Antep işçisiyle Van halkı ve Tunç’un ‘bağımsız ve tarafsız yargı’sı…

Fotoğraf: Evrensel
Adalet Bakanı Yılmaz Tunç günde beş vakit tekrarlayınca yargının “bağımsız” ve hele “tarafsız” olduğuna inanılsın istiyor! Her gözaltı ve her kayyımın ardından “Yargının bağımsız ve tarafsız olduğu” nutkunu dinliyoruz. Yetmiyor. Günde kırk kere tekrarlanmalı: “Birine kırk kez deli dersen deli olur” derler ya!
Artık bıkkınlık verdi.
Bakan Tunç’un tekrarlamaları değil gökten taş yağsa Antep işçisini “Yargının tarafsız olduğu”na inandırmak mümkün değil! Valinin de. Ve hükümetin de.
Nasıl inansın Antep işçisi bakanın “tarafsızlık” iddiasına?

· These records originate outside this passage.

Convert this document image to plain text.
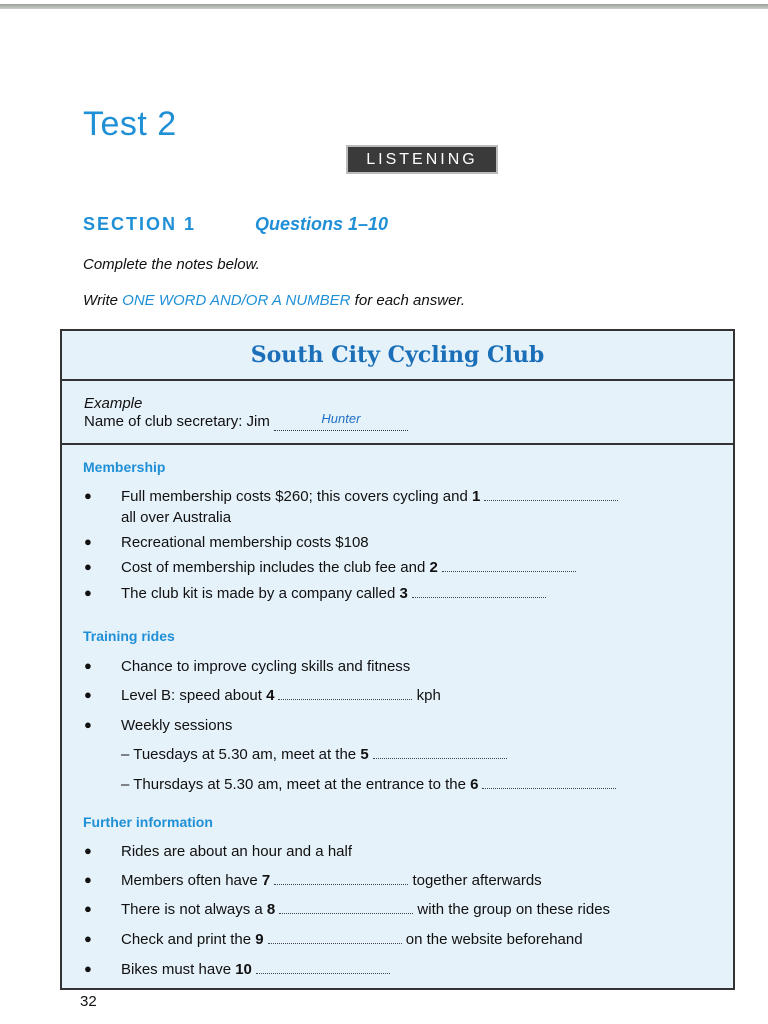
Test 2
LISTENING
SECTION 1	Questions 1–10
Complete the notes below.
Write ONE WORD AND/OR A NUMBER for each answer.
South City Cycling Club
Example
Name of club secretary: Jim	Hunter
Membership
● Full membership costs $260; this covers cycling and 1
all over Australia
● Recreational membership costs $108
● Cost of membership includes the club fee and 2
● The club kit is made by a company called 3
Training rides
● Chance to improve cycling skills and fitness
● Level B: speed about 4	kph
● Weekly sessions
– Tuesdays at 5.30 am, meet at the 5
– Thursdays at 5.30 am, meet at the entrance to the 6
Further information
● Rides are about an hour and a half
● Members often have 7	together afterwards
● There is not always a 8	with the group on these rides
● Check and print the 9	on the website beforehand
● Bikes must have 10
32
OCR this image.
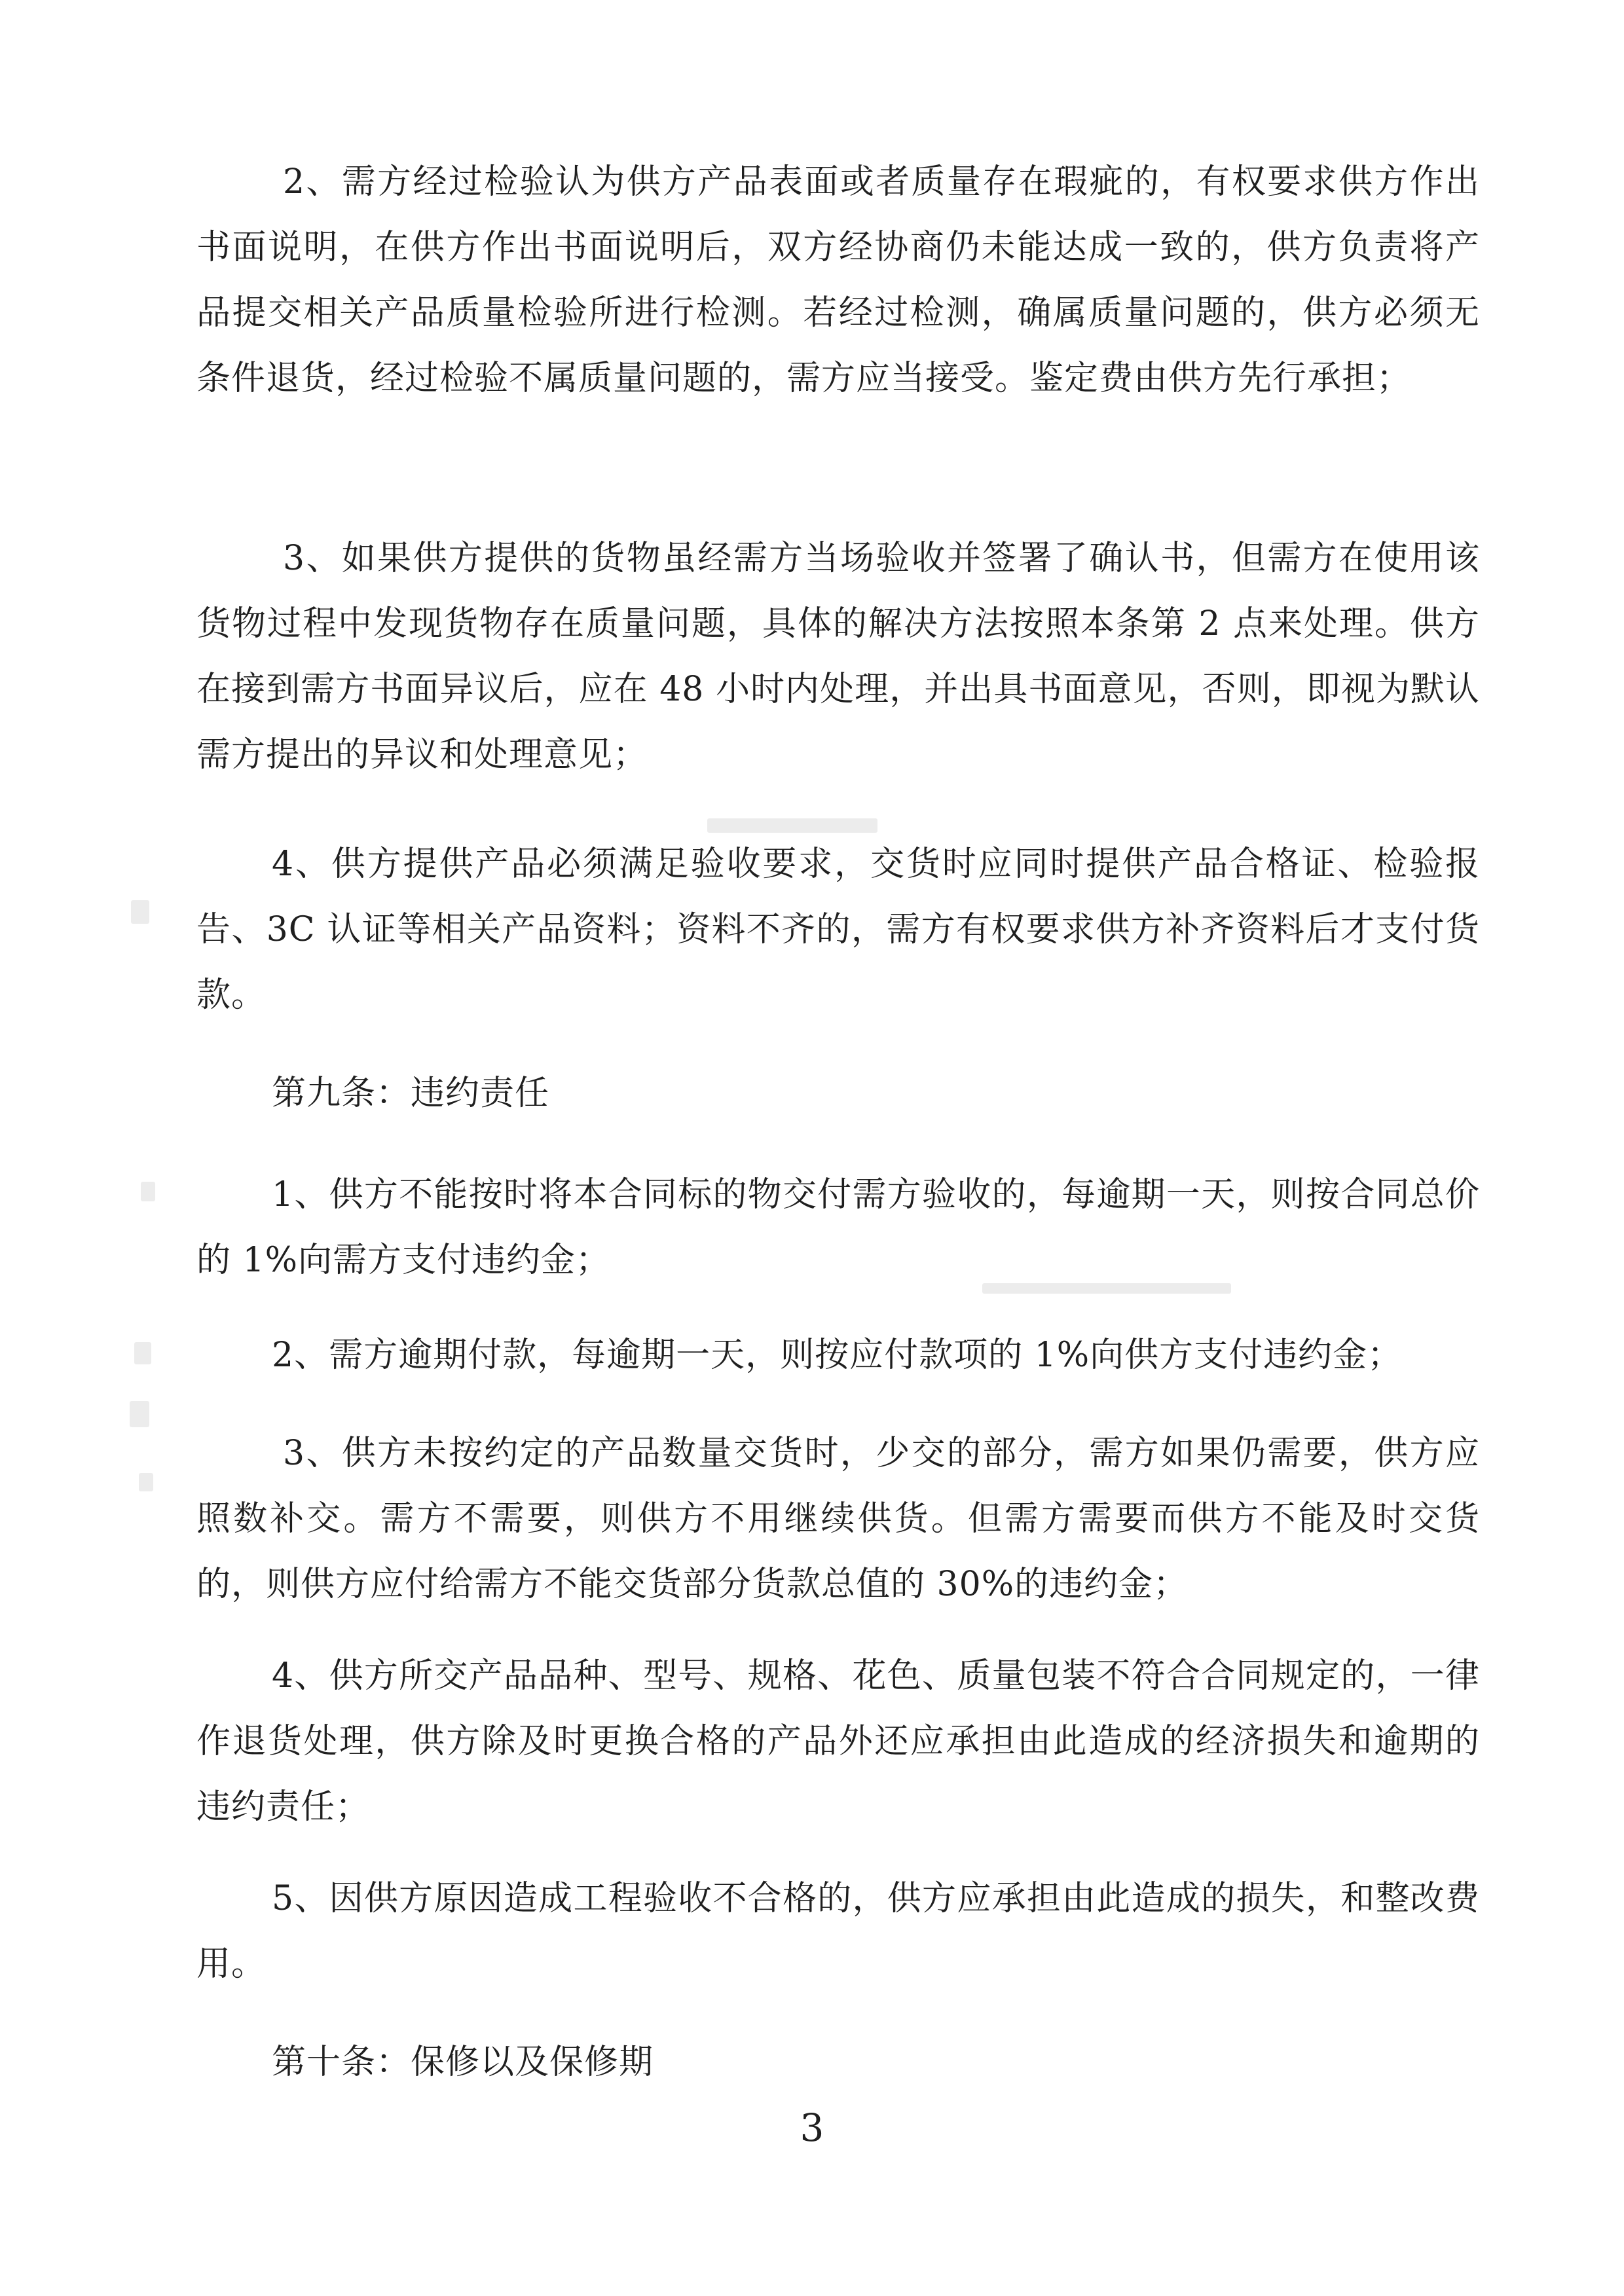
2、需方经过检验认为供方产品表面或者质量存在瑕疵的，有权要求供方作出书面说明，在供方作出书面说明后，双方经协商仍未能达成一致的，供方负责将产品提交相关产品质量检验所进行检测。若经过检测，确属质量问题的，供方必须无条件退货，经过检验不属质量问题的，需方应当接受。鉴定费由供方先行承担；

3、如果供方提供的货物虽经需方当场验收并签署了确认书，但需方在使用该货物过程中发现货物存在质量问题，具体的解决方法按照本条第 2 点来处理。供方在接到需方书面异议后，应在 48 小时内处理，并出具书面意见，否则，即视为默认需方提出的异议和处理意见；

4、供方提供产品必须满足验收要求，交货时应同时提供产品合格证、检验报告、3C 认证等相关产品资料；资料不齐的，需方有权要求供方补齐资料后才支付货款。

第九条：违约责任

1、供方不能按时将本合同标的物交付需方验收的，每逾期一天，则按合同总价的 1%向需方支付违约金；

2、需方逾期付款，每逾期一天，则按应付款项的 1%向供方支付违约金；

3、供方未按约定的产品数量交货时，少交的部分，需方如果仍需要，供方应照数补交。需方不需要，则供方不用继续供货。但需方需要而供方不能及时交货的，则供方应付给需方不能交货部分货款总值的 30%的违约金；

4、供方所交产品品种、型号、规格、花色、质量包装不符合合同规定的，一律作退货处理，供方除及时更换合格的产品外还应承担由此造成的经济损失和逾期的违约责任；

5、因供方原因造成工程验收不合格的，供方应承担由此造成的损失，和整改费用。

第十条：保修以及保修期

3
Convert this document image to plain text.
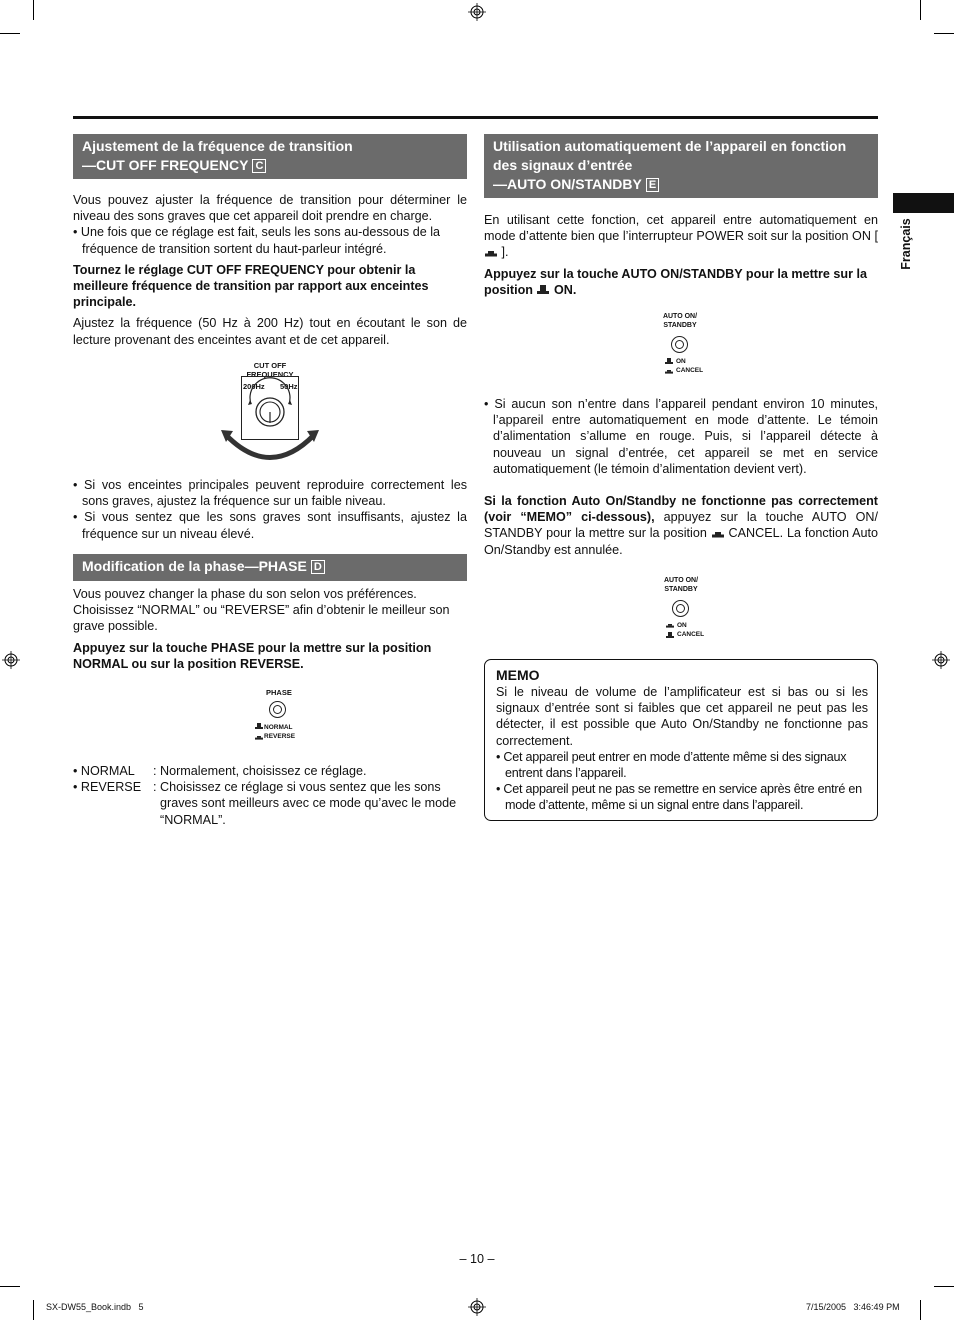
Français
Ajustement de la fréquence de transition
—CUT OFF FREQUENCY C

Vous pouvez ajuster la fréquence de transition pour déterminer le niveau des sons graves que cet appareil doit prendre en charge.

• Une fois que ce réglage est fait, seuls les sons au-dessous de la fréquence de transition sortent du haut-parleur intégré.

Tournez le réglage CUT OFF FREQUENCY pour obtenir la meilleure fréquence de transition par rapport aux enceintes principale.

Ajustez la fréquence (50 Hz à 200 Hz) tout en écoutant le son de lecture provenant des enceintes avant et de cet appareil.

CUT OFF
FREQUENCY
200Hz 50Hz

• Si vos enceintes principales peuvent reproduire correctement les sons graves, ajustez la fréquence sur un faible niveau.

• Si vous sentez que les sons graves sont insuffisants, ajustez la fréquence sur un niveau élevé.

Modification de la phase—PHASE D

Vous pouvez changer la phase du son selon vos préférences. Choisissez “NORMAL” ou “REVERSE” afin d’obtenir le meilleur son grave possible.

Appuyez sur la touche PHASE pour la mettre sur la position NORMAL ou sur la position REVERSE.

PHASE
NORMAL
REVERSE
• NORMAL	: Normalement, choisissez ce réglage.
• REVERSE : Choisissez ce réglage si vous sentez que les sons graves sont meilleurs avec ce mode qu’avec le mode “NORMAL”.
Utilisation automatiquement de l’appareil en fonction
des signaux d’entrée
—AUTO ON/STANDBY E

En utilisant cette fonction, cet appareil entre automatiquement en mode d’attente bien que l’interrupteur POWER soit sur la position ON [  ].

Appuyez sur la touche AUTO ON/STANDBY pour la mettre sur la position ON.

AUTO ON/
STANDBY
ON
CANCEL

• Si aucun son n’entre dans l’appareil pendant environ 10 minutes, l’appareil entre automatiquement en mode d’attente. Le témoin d’alimentation s’allume en rouge. Puis, si l’appareil détecte à nouveau un signal d’entrée, cet appareil se met en service automatiquement (le témoin d’alimentation devient vert).

Si la fonction Auto On/Standby ne fonctionne pas correctement (voir “MEMO” ci-dessous), appuyez sur la touche AUTO ON/ STANDBY pour la mettre sur la position CANCEL. La fonction Auto On/Standby est annulée.

AUTO ON/
STANDBY
ON
CANCEL
MEMO

Si le niveau de volume de l’amplificateur est si bas ou si les signaux d’entrée sont si faibles que cet appareil ne peut pas les détecter, il est possible que Auto On/Standby ne fonctionne pas correctement.

• Cet appareil peut entrer en mode d’attente même si des signaux entrent dans l’appareil.

• Cet appareil peut ne pas se remettre en service après être entré en mode d’attente, même si un signal entre dans l’appareil.

– 10 –
SX-DW55_Book.indb   5	7/15/2005   3:46:49 PM
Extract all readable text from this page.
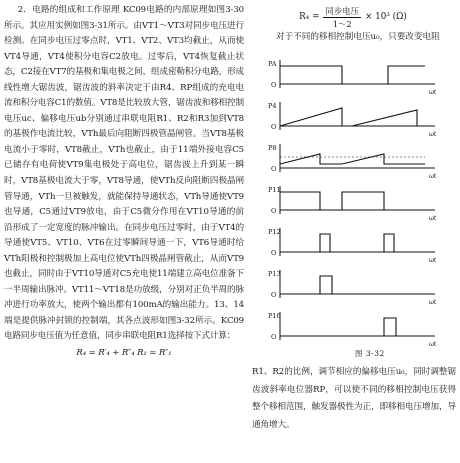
2．电路的组成和工作原理 KC09电路的内部原理如图3-30所示。其应用实例如图3-31所示。由VT1～VT3对同步电压进行检测。在同步电压过零点时，VT1、VT2、VT3均截止，从而使VT4导通，VT4使积分电容C2放电。过零后，VT4恢复截止状态，C2接在VT7的基极和集电极之间，组成密勒积分电路，形成线性增大锯齿波，锯齿波的斜率决定于由R4、RP组成的充电电流和积分电容C1的数值。VT8是比较放大管，锯齿波和移相控制电压uc、偏移电压ub分别通过串联电阻R1、R2和R3加到VT8的基极作电流比较，VTh最后向阻断四极管晶闸管。当VT8基极电流小于零时，VT8截止，VTh也截止，由于11端外接电容C5已储存有电荷使VT9集电极处于高电位，锯齿波上升到某一瞬时，VT8基极电流大于零，VT8导通，使VTh反向阻断四极晶闸管导通，VTh一旦被触发，就能保持导通状态，VTh导通使VT9也导通，C5通过VT9放电，由于C5微分作用在VT10导通的前沿形成了一定宽度的脉冲输出。在同步电压过零时，由于VT4的导通使VT5、VT10、VT6在过零瞬间导通一下，VT6导通时给VTh阳极和控制极加上高电位使VTh四极晶闸管截止，从而VT9也截止，同时由于VT10导通对C5充电使11端建立高电位准备下一半周输出脉冲。VT11～VT18是功放级，分别对正负半周的脉冲进行功率放大，使两个输出都有100mA的输出能力。13、14端是提供脉冲封锁的控制端，其各点波形如图3-32所示。KC09电路同步电压值为任意值，同步串联电阻R1选择按下式计算：

R₄ = R′₄ + R″₄ R₁ = R″₁
$R_4 = \frac{\text{同步电压}}{1\sim 2} \times 10^3$ (Ω)
对于不同的移相控制电压u₀，只要改变电阻
PA
O
ωt
P4
O
ωt
P8
O
ωt
P11
O
ωt
P12
O
ωt
P13
O
ωt
P16
O
ωt
图 3-32
R1、R2的比例，调节相应的偏移电压u₀，同时调整锯齿波斜率电位器RP，可以使不同的移相控制电压获得整个移相范围，触发器极性为正，即移相电压增加，导通角增大。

Tunç’un arkadaşı M. Şimşek “dezenflasyon süreci” sözü ediyor, ama ülkede enflasyon neredeyse yüzde 100’e yaklaşıyor. Yılın başında asgari ücret yüzde 30, emekli maaşı yüzde 15.7 artırılmış; Merkez Bankası enflasyon tahminini yükseltse bile işçi ücretlerine yapılması düşünülen zam tavanı belli olmuştu: yüzde 30.
Her şeyin ateş pahası olduğu dönemde Antep işçisine de yüzde 30’luk ücret artışına “Olur efendim” demek dayatıldı. Bırakalım okul masrafları gibi diğer giderlerini, ne kirasına ne çoluğu çocuğuyla beslenmesine yeterdi bu para!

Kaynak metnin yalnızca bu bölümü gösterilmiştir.